Sporadic demand: Common reasons and disadvantages

Everyone involved in forecasting knows the problem: Intermittent demand is very difficult to predict and leads to smaller sparks which can end up causing a major fire.

Vague forecasts of intermittent demand patterns lead to a handful of problems, such as excessive inventories, which can cause high capital lockups and block strategically important investments. As a result, planning of such demand patterns often turns out to be suboptimal and leads to unsatisfactory results.

This post provides a brief introduction to the world of sporadic demand. More specifically, the following questions are answered:

What is intermittent demand? Where does intermittent demand occur? What are the top 4 reasons for intermittent demand? What are the biggest drawbacks caused by intermittent demand?

Ready? Let's dive in.

What exactly is intermittent demand?

Demand for a product is referred to sporadic or intermittent demand when the quantity demanded is zero for several periods. Intermittent demand occurs especially at low levels of aggregation, such as the SKU (Stock Keeping Unit) level and for products with a slow sales frequency. This includes, for example, spare parts, heavy production machines or generally expensive as well as irregularly demanded products. Planning of such products is challenging due to the lack of regularity, which plays an important role in planning.

"Intermittent demand occurs when the quantity demanded is zero for multiple periods."

Which industries are particularly affected by sporadic demand?

Intermittent demanded products are very often seen in the FMCG industry. These are products that have a slow sales frequency, e.g. where demand is weaker than for new products.

Intermittent demand products can represent up to 80% of the product range which is a major problem as it leads to insufficient storage and floor space usage.

Intermittent demand patterns are also a major challenge in the manufacturing sector. Sectors with short product life cycles in general, such as the apparel and food industry, are particularly affected. This problem is also prevalent for luxury goods and expensive products. Especially here a lot of money is wasted every year. This has a significant impact on sales and leads to waste of resources.
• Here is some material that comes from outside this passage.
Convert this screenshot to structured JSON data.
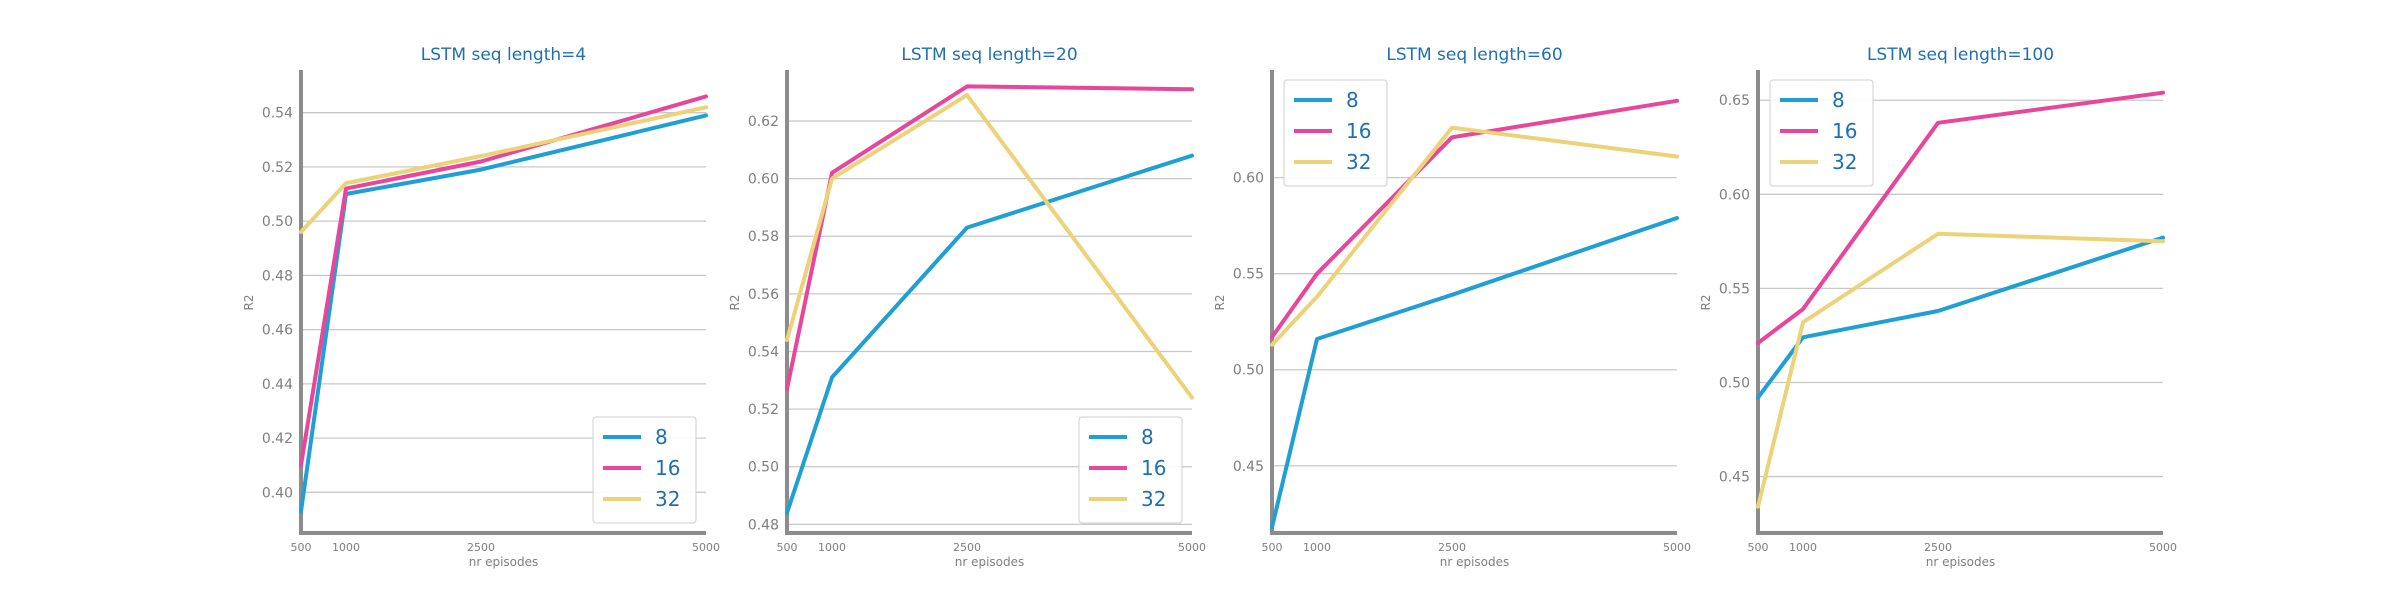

Now that it is somewhat clearer where intermittent demand appears. The question is what causes intermittent demand.

What are the top 4 reasons for intermittent demand?

The reasons for intermittent demand differ depending on the industry and the respective area. Looking at the problem in the B2B and B2C area, these 4 reasons can be identified:

Batch sizes

In supply chain management, intermittent demand quantities are strongly driven by the creation of batch sizes in B2B sales. It often happens that purchase quantities are increased due to price advantages. As a result, the demand curve flattens out steeply in periods following a price reduction, which is why, depending on the quantity purchased and the type of product, it can take time before corresponding products are needed again.

Product range expansions

Different customer requirements and growth targets force many companies to expand their assortment. The consequences are an increase in the number of products and the number of product variants and as a result an increasing complexity in planning. Assortment expansions also mean that for many companies, the number of product variants is growing faster than the percentage increase in sales.

Short product life cycles

Competition has increased sharply in recent years. In order to maintain business growth, companies are forced to launch new products, even though the existing assortment is filling the warehouses as well as the sales floors.

Particularly in the consumer goods sector, this leads to cannibalization effects, which cause demand for existing products to decline resulting in intermittent demand patterns at the end of product life cycles.

Replenishment frequency

To keep inventories at optimal levels, most companies focus on shorter replenishment intervals. This requires accurate forecasting at lower product, location and time levels.

The problem here is that individual SKUs at monthly levels may have high demand frequency, while demand at the daily level accommodates intermittent demand patterns.

There are many reasons for intermittent demand, but what are the downsides when forecasts become too inaccurate?

Disadvantages of inaccurate forecasting of intermittent demand

If we look at the disadvantages caused by inaccurate forecasts of intermittent demand, it becomes clear that these can affect the competitiveness and profitability of a company. The following disadvantages are extremely significant:

High inventory levels

Since intermittent demand does not follow regular patterns, inventories are often built up to meet established service level targets. This often results in excessive inventory levels, leading to inefficient use of resources.

Opportunity cost

Building safety stock for products that are demanded intermittently results in capital lockups, which leads to fewer investments in other business areas and therefore limited decision options.


Inadequate forecasting techniques for sporadic demand patterns lead to significant gaps between planned and actual demand quantities, causing bottlenecks that have a negative impact on service levels as well as customer satisfaction.

Manual intervention

Product shortages caused by inaccurate forecasting solutions often result in suboptimal manual reordering caused by an overreaction to corresponding shortages. Overstocks and inefficient use of resources are the consequences.

Exploit potentials and improve your forecasting

Products which follow an intermittent demand pattern have a lot of disadvantages. The reasons for demand irregularities of such products are diverse and vary from company to company. However, there is one common denominator, namely that great potentials are left by the wayside, although they can be exploited with the right expertise.